La critique suscitée par ces essais de Didi-Hubernan (2017b), ainsi que son commissariat ultérieur de l'exposition « Levantes » présentée au Jeu de Paume, à Paris, en 2016, et, en version réduite, à Buenos Aires et São Paulo, en 2017, dans lesquelles il expose ces quatre photographies dans leur format original de 6cm x 6cm, typique de l'appareil photo Leica, et sans aucun cadre sont le résultat de son rejet des « métaphysiciens de l'Holocauste », c'est-à-dire de ceux qui considéraient la chambre à gaz comme le « lieu par excellence de l'absence de témoignage ». (DIDI-HUBERMAN, 2020, p.114). Rappelons que Lanzmann, Wajcman et Pagnoux, entre autres, ont défendu avec véhémence l'impossibilité de représenter les chambres à gaz, ni par des mots ni par des images, en raison de l'extrême horreur qui s'y déroulait.
Enrobés d'un insondable mystère, ils étaient vus comme quelque chose d'"indicible", d'"infigurable" ou d'"inimaginable", de telle sorte que toute tentative de les configurer serait une falsification, ou une trahison de la douleur vécue là-bas, par concession. à l'esthétisation. . Réagissant à cette position, Didi-Huberman. (2020, p. 125 ; 222) soutenaient cependant, de manière polémique, que les considérer comme inimaginables serait une autre manière de poursuivre la même intention que les responsables de l'extermination, puisqu'ils voulaient aussi qu'ils restent invisibles aux yeux de la communauté internationale. communauté. Il suffit de rappeler, à cet égard, la destruction criminelle à la fin de la Seconde Guerre mondiale, des preuves des crimes, y compris des documents, des photographies, et les crématoires eux-mêmes.
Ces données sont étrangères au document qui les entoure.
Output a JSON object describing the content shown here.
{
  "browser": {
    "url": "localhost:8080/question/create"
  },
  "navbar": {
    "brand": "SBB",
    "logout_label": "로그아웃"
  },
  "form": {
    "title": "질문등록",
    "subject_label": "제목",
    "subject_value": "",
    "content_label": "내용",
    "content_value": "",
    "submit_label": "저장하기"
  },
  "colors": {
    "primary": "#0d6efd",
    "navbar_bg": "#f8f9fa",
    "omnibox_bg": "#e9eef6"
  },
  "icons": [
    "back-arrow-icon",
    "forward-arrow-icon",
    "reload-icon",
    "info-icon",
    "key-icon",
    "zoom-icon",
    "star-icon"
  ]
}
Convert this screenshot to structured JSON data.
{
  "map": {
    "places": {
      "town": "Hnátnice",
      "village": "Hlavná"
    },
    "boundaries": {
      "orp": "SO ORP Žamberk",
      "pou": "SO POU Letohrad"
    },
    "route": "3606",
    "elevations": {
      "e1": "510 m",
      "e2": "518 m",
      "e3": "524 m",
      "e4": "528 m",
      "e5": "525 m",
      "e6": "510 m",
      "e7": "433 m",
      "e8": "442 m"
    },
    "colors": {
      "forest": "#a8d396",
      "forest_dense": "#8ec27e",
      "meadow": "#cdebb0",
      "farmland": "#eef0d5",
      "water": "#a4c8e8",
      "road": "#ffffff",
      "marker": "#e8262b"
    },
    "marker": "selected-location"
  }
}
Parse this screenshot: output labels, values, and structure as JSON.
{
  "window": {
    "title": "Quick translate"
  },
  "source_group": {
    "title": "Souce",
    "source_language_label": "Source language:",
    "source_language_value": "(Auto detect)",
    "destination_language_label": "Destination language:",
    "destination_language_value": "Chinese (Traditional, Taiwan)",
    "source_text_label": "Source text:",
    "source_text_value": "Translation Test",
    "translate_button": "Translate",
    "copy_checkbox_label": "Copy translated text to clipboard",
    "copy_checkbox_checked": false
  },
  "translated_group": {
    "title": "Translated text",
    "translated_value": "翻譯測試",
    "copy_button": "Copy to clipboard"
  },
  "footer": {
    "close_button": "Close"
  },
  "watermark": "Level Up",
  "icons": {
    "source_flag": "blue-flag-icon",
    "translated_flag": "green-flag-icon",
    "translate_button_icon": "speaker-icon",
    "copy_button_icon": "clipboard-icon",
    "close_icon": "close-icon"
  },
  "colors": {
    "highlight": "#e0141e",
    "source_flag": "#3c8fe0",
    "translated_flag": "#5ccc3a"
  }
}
Si ce « quelque chose » est inimaginable, il faut justement pour cela « l'imaginer malgré tout », réitère Didi-Huberman. Le travail spéculatif est inséparable, chez l'auteur, de l'activité imaginative, ce qui signifie que pour connaître et penser il faut imaginer à partir du sensible. (2020, p.171). On ne peut pas dire qu'il n'y a rien à imaginer dans ces photos d'Errera car en elles il n'y a rien à voir (à première vue). En préservant ces photographies de l'oubli, l'auteur ne vise pas à conserver une représentation objective de l'extrême douleur, mais à savoir « quelque chose au moins », un « minimum », « tout ce qu'il est possible » d'en savoir, ce qui s'est passé dans l'endroit où la douleur a eu lieu. (DIDI-HUBERMAN, 2017, p. 93).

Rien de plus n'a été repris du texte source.